Are you tired of paying your utility company up to $30 per month for a hot water tank rental? Do you own your water tank and are tired of paying so much energy costs every month for your hot water? If so, then you should strongly consider starting your research with tankless water heater reviews
Going Tankless – Why?
Conventional hot water tanks use energy 24/7 to keep a fixed amount of water hot within the tank at all times. As the day goes on, energy from the hot water is wasted while the water sits idle.
Tankless water heaters, on the other hand, only provide hot water on demand, so energy is only used when you actually use hot water. Obvious idea, right?
Unfortunately, the majority of homes in North America still use hot water tanks, and to make matters worse, the majority of them are rentals!
So why doesn’t everyone switch to tankless water heaters?
While long-term savings will certainly pay for themselves over-time, there is also some additional work involved, and not everyone will do well on tankless water heaters. Even the government recommends tankless water heaters for many people.

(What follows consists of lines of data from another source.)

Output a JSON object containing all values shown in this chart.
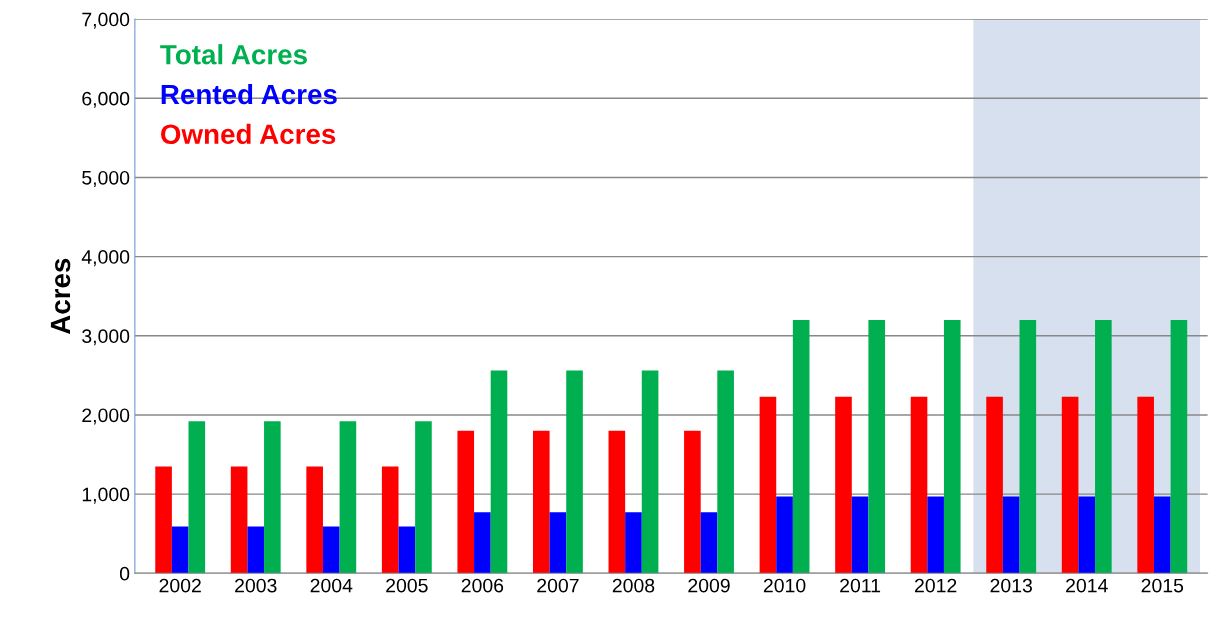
{
  "chart_data": {
    "type": "bar",
    "ylabel": "Acres",
    "categories": [
      "2002",
      "2003",
      "2004",
      "2005",
      "2006",
      "2007",
      "2008",
      "2009",
      "2010",
      "2011",
      "2012",
      "2013",
      "2014",
      "2015"
    ],
    "series": [
      {
        "name": "Owned Acres",
        "color": "#ff0000",
        "values": [
          1350,
          1350,
          1350,
          1350,
          1800,
          1800,
          1800,
          1800,
          2230,
          2230,
          2230,
          2230,
          2230,
          2230
        ]
      },
      {
        "name": "Rented Acres",
        "color": "#0000ff",
        "values": [
          590,
          590,
          590,
          590,
          770,
          770,
          770,
          770,
          970,
          970,
          970,
          970,
          970,
          970
        ]
      },
      {
        "name": "Total Acres",
        "color": "#00b050",
        "values": [
          1920,
          1920,
          1920,
          1920,
          2560,
          2560,
          2560,
          2560,
          3200,
          3200,
          3200,
          3200,
          3200,
          3200
        ]
      }
    ],
    "bands": [
      {
        "axis": "x",
        "from": "2013",
        "to": "2015",
        "color": "#d6e0ee"
      }
    ],
    "ylim": [
      0,
      7000
    ],
    "yticks": [
      {
        "value": 0,
        "label": "0"
      },
      {
        "value": 1000,
        "label": "1,000"
      },
      {
        "value": 2000,
        "label": "2,000"
      },
      {
        "value": 3000,
        "label": "3,000"
      },
      {
        "value": 4000,
        "label": "4,000"
      },
      {
        "value": 5000,
        "label": "5,000"
      },
      {
        "value": 6000,
        "label": "6,000"
      },
      {
        "value": 7000,
        "label": "7,000"
      }
    ],
    "grid": "y",
    "legend": "top left"
  }
}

For one, the majority of them require annual maintenance to descale calcium and limescale. Depending on your water source, this can cause problems or require more than annual maintenance.

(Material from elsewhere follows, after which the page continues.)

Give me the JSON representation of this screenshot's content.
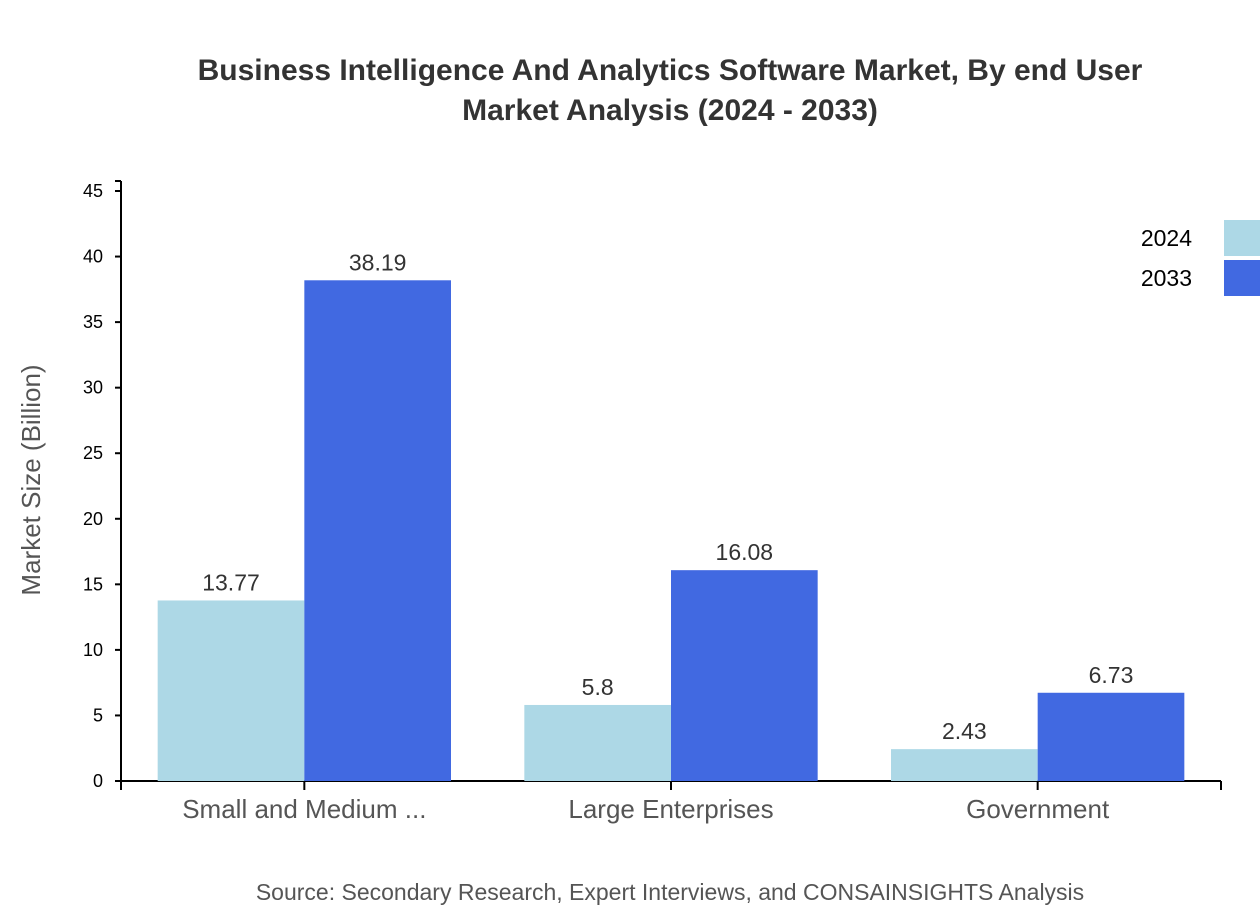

In addition, tankless hot water heaters don’t do well when the incoming water temperature is too cold; sorry Canada, these might not be for you (right now).
That said, for the majority of homes in The United States, tankless water heaters are the right choice in nearly every instance.

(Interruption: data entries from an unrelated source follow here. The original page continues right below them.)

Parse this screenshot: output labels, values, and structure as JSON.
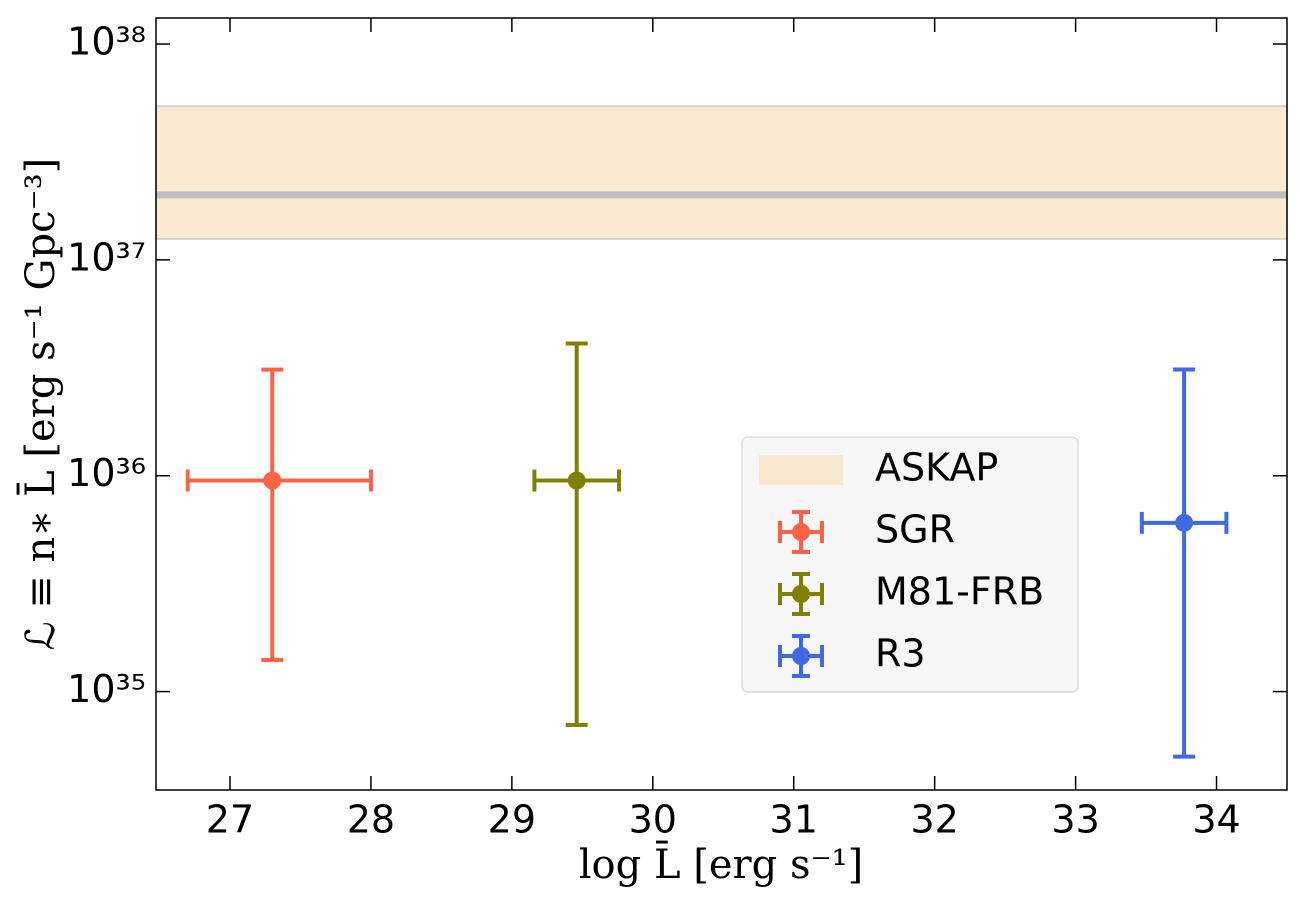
{
  "chart_data": {
    "type": "errorbar",
    "x_label": "log L̄ [erg s⁻¹]",
    "y_label": "ℒ ≡ n∗ L̄ [erg s⁻¹ Gpc⁻³]",
    "xlim": [
      26.475,
      34.5
    ],
    "xticks": [
      27,
      28,
      29,
      30,
      31,
      32,
      33,
      34
    ],
    "ylim": [
      3.5e+34,
      1.32e+38
    ],
    "log_y": true,
    "yticks": [
      {
        "value": 1e+35,
        "label": "10³⁵"
      },
      {
        "value": 1e+36,
        "label": "10³⁶"
      },
      {
        "value": 1e+37,
        "label": "10³⁷"
      },
      {
        "value": 1e+38,
        "label": "10³⁸"
      }
    ],
    "band": {
      "name": "ASKAP",
      "range": [
        1.25e+37,
        5.16e+37
      ],
      "line": 2e+37,
      "color": "#f5deb3",
      "line_color": "#bfbfbf"
    },
    "series": [
      {
        "name": "SGR",
        "color": "#ff6347",
        "x": 27.3,
        "xerr": [
          0.6,
          0.7
        ],
        "y": 9.5e+35,
        "yerr": [
          8.1e+35,
          2.15e+36
        ]
      },
      {
        "name": "M81-FRB",
        "color": "#808000",
        "x": 29.46,
        "xerr": [
          0.3,
          0.3
        ],
        "y": 9.5e+35,
        "yerr": [
          8.8e+35,
          3.15e+36
        ]
      },
      {
        "name": "R3",
        "color": "#4169e1",
        "x": 33.77,
        "xerr": [
          0.3,
          0.3
        ],
        "y": 6.05e+35,
        "yerr": [
          5.55e+35,
          2.5e+36
        ]
      }
    ],
    "legend": "center right"
  }
}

Why Natural Gas? Why not electric?
According to gas water heater reviews, they are currently the most powerful tankless heaters available, in terms of their maxmium flow rate (measured in gallons per minute, or GPM). The average electric unit, while cheaper, generally can only handle a maximum of 3.0 GPM, and that is with incoming water temperates of 67F. Natural Gas, on the other hand, is capable of delivering up to 10 GPM, which for some context is about 3 showers simultaneously!
Electric heaters have their place, too. Since they are cheaper, you can simply purchase 2-3 units for roughly the same price as the natural gas, single unit. This is the ideal setup in the Southern United States where incoming water temperatures are much warmer. If water temperates are around 50F, you will definitely need natural gas.
How to make the switch to tankless water heaters
You’ll need to know a few things about your incoming water and your home before you purchase your first tankless water heater:
- What is the incoming water temperature during the winter?
- What is the source of my water, how hard is it? Do you have a water softener?
- What is the price of natural gas vs electric in my area?
- What electric breakers are available in my home?
- What are my hot water needs at peak demand?